Closed lionel- closed 7 years ago

lionel- commented 7 years ago

Using rlang::splice().

One issue is whether we allow bare list splicing or if we require the use of a modifier/adverb for signalling splicing. Bare-list splicing would apply most of the time, since most functions expect either atomic vectors or S3 objects in .... It is less verbose:

bind_cols(mtcars, list(mtcars, mtcars), mtcars)

On the other hand, some functions also expect lists in .... A replacement for structure() would be an example. In this case an adverb like spliced() is necessary:

struct(obj,
  attr1 = "attr",
  attr2 = list("attr"),
  spliced(list(attr3 = "attr"))
)

We'd need a standardised way of documenting those semantics in roxygen. But even then, would it be confusing to have these two kinds of splicing in the tidyverse?

hadley commented 7 years ago

Also recode() currently uses ...

hadley commented 7 years ago

The other big question is whether we should use call-splicing (where we inspect the call) or value-splicing (where we inspect the value). The advantage of call-splicing is that it's the same style as tidyeval; the advantage of value-splicing is that it's simpler.

lionel- commented 7 years ago

Having a uniform interface is appealing. But I think we'd want to keep a clean separation between SE and NSE functions. For instance that would allow us to signal SE arguments to R and give more guarantees to the compiler. This would enable it to compile these arguments in the future. Though maybe we don't care about that?

By the way, do we want to support :=? It's self-quoting so no NSE, and would make it easy to use a variable as name.

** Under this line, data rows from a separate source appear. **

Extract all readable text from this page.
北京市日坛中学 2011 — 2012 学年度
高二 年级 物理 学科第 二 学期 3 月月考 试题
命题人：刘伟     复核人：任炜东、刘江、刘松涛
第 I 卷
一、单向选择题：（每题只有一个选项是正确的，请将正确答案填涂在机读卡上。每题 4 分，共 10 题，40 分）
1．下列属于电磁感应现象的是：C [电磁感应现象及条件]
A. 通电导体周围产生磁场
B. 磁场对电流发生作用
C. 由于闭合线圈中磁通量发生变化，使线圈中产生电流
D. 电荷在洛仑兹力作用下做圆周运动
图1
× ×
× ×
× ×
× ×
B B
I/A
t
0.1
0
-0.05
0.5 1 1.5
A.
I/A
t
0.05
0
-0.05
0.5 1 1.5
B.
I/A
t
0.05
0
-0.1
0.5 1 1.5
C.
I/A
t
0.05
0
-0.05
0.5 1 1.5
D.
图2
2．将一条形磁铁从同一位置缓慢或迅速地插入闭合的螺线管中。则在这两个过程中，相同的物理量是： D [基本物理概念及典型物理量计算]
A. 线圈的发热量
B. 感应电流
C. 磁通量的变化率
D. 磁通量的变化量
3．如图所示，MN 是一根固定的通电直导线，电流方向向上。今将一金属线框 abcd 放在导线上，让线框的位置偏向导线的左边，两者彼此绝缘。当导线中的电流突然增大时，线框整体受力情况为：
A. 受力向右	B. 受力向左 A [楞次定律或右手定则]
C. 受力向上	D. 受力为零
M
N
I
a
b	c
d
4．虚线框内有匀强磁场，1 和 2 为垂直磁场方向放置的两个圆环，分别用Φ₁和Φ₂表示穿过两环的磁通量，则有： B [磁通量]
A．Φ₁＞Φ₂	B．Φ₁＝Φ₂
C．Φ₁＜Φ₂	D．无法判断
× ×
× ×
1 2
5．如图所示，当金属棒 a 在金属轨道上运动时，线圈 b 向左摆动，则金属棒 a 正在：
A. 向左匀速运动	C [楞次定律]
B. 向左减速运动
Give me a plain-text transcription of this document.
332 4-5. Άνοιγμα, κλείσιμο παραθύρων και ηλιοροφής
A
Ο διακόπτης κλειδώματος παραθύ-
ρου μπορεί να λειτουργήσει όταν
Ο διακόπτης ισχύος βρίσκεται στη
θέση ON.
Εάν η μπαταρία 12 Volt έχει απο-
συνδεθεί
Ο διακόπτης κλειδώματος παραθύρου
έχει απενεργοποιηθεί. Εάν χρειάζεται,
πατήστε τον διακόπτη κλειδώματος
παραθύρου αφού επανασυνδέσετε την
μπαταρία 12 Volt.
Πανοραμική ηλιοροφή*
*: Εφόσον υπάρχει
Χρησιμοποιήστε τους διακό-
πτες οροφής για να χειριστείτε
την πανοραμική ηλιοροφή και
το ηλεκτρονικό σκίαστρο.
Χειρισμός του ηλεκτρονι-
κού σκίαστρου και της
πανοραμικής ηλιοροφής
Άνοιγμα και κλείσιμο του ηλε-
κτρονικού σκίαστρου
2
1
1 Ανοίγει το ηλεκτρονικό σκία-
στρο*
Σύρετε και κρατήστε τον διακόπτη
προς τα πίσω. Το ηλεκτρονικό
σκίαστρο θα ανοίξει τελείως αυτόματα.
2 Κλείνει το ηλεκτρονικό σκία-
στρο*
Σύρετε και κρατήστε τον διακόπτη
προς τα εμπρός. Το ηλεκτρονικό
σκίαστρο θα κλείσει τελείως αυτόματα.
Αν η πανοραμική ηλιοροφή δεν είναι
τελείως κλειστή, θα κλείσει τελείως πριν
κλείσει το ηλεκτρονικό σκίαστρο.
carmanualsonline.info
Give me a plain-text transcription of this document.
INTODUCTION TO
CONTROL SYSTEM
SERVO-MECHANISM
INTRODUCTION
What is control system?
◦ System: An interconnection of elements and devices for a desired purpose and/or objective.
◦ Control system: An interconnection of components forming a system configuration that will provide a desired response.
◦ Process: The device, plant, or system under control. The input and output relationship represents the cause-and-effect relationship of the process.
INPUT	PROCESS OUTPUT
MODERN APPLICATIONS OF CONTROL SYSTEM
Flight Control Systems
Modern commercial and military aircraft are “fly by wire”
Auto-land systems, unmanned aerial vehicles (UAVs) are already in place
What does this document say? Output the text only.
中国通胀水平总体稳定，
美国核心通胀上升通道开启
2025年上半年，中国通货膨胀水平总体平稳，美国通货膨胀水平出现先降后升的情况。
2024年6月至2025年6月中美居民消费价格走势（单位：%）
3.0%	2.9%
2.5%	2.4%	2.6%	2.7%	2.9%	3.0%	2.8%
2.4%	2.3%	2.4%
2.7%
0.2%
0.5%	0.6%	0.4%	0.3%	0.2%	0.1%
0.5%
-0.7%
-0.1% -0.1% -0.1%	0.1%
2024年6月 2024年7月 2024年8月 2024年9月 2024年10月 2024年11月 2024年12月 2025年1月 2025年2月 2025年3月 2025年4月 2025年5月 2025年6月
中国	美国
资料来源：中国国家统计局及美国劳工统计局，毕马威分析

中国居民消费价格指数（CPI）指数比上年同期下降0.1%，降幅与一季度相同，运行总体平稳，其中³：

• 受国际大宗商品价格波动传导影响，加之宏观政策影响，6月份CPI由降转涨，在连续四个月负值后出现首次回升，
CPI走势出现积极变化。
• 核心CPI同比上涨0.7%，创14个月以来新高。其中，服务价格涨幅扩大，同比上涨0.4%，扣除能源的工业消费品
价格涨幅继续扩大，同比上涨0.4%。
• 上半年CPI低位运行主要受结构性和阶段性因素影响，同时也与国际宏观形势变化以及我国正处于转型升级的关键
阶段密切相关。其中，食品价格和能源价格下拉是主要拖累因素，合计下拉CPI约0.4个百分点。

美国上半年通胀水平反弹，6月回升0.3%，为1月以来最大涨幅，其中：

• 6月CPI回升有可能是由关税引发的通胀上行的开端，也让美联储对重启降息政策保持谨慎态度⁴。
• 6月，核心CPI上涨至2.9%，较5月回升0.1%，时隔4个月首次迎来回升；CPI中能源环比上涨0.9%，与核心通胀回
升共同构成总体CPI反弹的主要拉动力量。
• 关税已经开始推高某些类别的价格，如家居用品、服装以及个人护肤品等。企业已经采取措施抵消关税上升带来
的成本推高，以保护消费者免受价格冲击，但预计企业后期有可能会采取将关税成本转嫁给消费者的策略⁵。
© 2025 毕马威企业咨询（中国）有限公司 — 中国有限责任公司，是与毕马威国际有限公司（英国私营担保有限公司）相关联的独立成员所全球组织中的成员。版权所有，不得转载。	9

lionel- commented 7 years ago

By the way, do we want to support :=? It's self-quoting so no NSE, and would make it easy to use a variable as name.

But then we're relying on !! to unquote the name. So probably we'd only want to do that if we used call-splicing.

One issue with call-splicing to keep in mind, when we are unquoting values, is that it will lead to noisy stacktraces.

hadley commented 7 years ago

I think if we're clear about the distinction between call-splicing and value-splicing we should be ok.

One question is where spliced() (or maybe splice_in()) should live. In rlang and re-export in dplyr? (And every other package that uses it)

lionel- commented 7 years ago

yes I would think in rlang. We'd support splicing in rlang's primitives too, like in with_handlers().